La Cour de cassation, par son ordonnance n° 3791 du 12 février 2024, a traité une affaire de harcèlement moral, établissant des principes importants en matière de responsabilité de l'employeur et de charge de la preuve. L'affaire concernait une employée demandant réparation pour les dommages patrimoniaux et non patrimoniaux subis en raison de comportements vexatoires de la part du Ministère de l'Éducation, de l'Université et de la Recherche (MIUR).
En première instance, le Tribunal de Fermo avait rejeté la demande de la requérante, décision ensuite confirmée par la Cour d'appel d'Ancône. Cette dernière a nié l'existence du harcèlement moral, estimant insuffisante la preuve de comportements persécuteurs systématiques et de l'intention vexatoire.
L'absence constatée des éléments constitutifs du harcèlement moral n'élimine pas la nécessité d'évaluer et d'établir l'éventuelle responsabilité de l'employeur.
La Cour d'appel, cependant, n'a pas suffisamment pris en compte le lien entre les conditions de travail et le préjudice subi par la santé de l'employée, se limitant à confirmer l'absence de harcèlement moral sans analyser davantage la responsabilité de l'employeur.
La Cour de cassation a accueilli les motifs de recours, soulignant que l'article 2087 du code civil impose à l'employeur d'adopter des mesures adéquates pour protéger la santé et l'intégrité des travailleurs. Même en l'absence de harcèlement moral, l'employeur peut être tenu responsable s'il n'a pas prévenu un environnement de travail stressant.
En définitive, l'ordonnance établit que, dans le cas où l'absence de harcèlement moral est avérée, le juge doit néanmoins vérifier la responsabilité de l'employeur pour d'éventuelles omissions dans l'adoption de mesures préventives.

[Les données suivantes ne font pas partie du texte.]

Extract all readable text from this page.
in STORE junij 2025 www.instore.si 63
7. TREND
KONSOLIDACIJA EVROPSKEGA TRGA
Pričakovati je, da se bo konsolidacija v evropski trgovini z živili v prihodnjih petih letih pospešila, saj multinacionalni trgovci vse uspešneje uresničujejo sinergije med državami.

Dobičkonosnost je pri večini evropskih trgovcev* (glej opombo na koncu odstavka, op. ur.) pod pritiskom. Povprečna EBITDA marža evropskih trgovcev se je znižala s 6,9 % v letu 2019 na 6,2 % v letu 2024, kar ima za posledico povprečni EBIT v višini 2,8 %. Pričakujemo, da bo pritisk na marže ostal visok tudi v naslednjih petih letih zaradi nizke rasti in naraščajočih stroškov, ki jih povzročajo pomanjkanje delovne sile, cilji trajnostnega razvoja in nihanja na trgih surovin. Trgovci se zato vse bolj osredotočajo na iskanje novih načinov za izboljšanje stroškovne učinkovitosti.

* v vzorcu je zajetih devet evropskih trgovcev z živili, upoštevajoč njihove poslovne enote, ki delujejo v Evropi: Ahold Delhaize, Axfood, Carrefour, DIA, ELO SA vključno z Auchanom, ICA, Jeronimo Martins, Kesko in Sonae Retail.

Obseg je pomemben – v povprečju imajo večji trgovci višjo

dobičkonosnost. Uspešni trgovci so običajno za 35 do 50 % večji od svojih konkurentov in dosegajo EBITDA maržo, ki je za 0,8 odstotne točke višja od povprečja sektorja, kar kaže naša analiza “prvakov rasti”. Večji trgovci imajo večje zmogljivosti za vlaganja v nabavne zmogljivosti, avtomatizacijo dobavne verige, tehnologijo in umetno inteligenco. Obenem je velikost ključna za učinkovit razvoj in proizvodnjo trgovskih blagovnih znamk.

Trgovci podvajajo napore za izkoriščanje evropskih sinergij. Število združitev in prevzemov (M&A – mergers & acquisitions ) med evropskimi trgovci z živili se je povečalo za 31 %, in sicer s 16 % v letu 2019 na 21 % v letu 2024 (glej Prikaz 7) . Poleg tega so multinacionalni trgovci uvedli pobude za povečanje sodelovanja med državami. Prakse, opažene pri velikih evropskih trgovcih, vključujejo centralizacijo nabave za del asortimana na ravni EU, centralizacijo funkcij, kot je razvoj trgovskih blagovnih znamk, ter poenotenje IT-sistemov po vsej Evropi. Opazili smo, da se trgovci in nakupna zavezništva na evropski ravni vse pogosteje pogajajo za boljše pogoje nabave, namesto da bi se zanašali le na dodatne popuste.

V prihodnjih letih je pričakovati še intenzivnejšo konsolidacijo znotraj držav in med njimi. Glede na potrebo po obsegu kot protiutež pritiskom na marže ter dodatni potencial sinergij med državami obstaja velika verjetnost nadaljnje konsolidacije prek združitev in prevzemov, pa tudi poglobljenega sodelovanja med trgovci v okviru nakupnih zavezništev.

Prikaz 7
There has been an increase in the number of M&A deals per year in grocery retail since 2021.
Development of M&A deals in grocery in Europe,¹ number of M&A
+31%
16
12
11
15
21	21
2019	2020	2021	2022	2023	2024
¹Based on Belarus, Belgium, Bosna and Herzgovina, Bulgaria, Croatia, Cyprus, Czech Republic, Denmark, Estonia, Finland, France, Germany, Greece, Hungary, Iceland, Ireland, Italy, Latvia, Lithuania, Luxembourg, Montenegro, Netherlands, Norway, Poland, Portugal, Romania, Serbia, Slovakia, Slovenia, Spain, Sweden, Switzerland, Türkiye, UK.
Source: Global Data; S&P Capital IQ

L'arrêt n° 3791/2024 de la Cour de cassation représente un pas important dans la protection des travailleurs. Il clarifie que, même en l'absence de harcèlement moral, l'employeur est tenu de garantir un environnement de travail sain et exempt de stress. Cette décision met fortement l'accent sur la responsabilité proactive de l'employeur et sur la nécessité de prévenir les dommages potentiels à la santé des travailleurs, confirmant la complexité de la matière et l'importance d'une application correcte des normes en vigueur.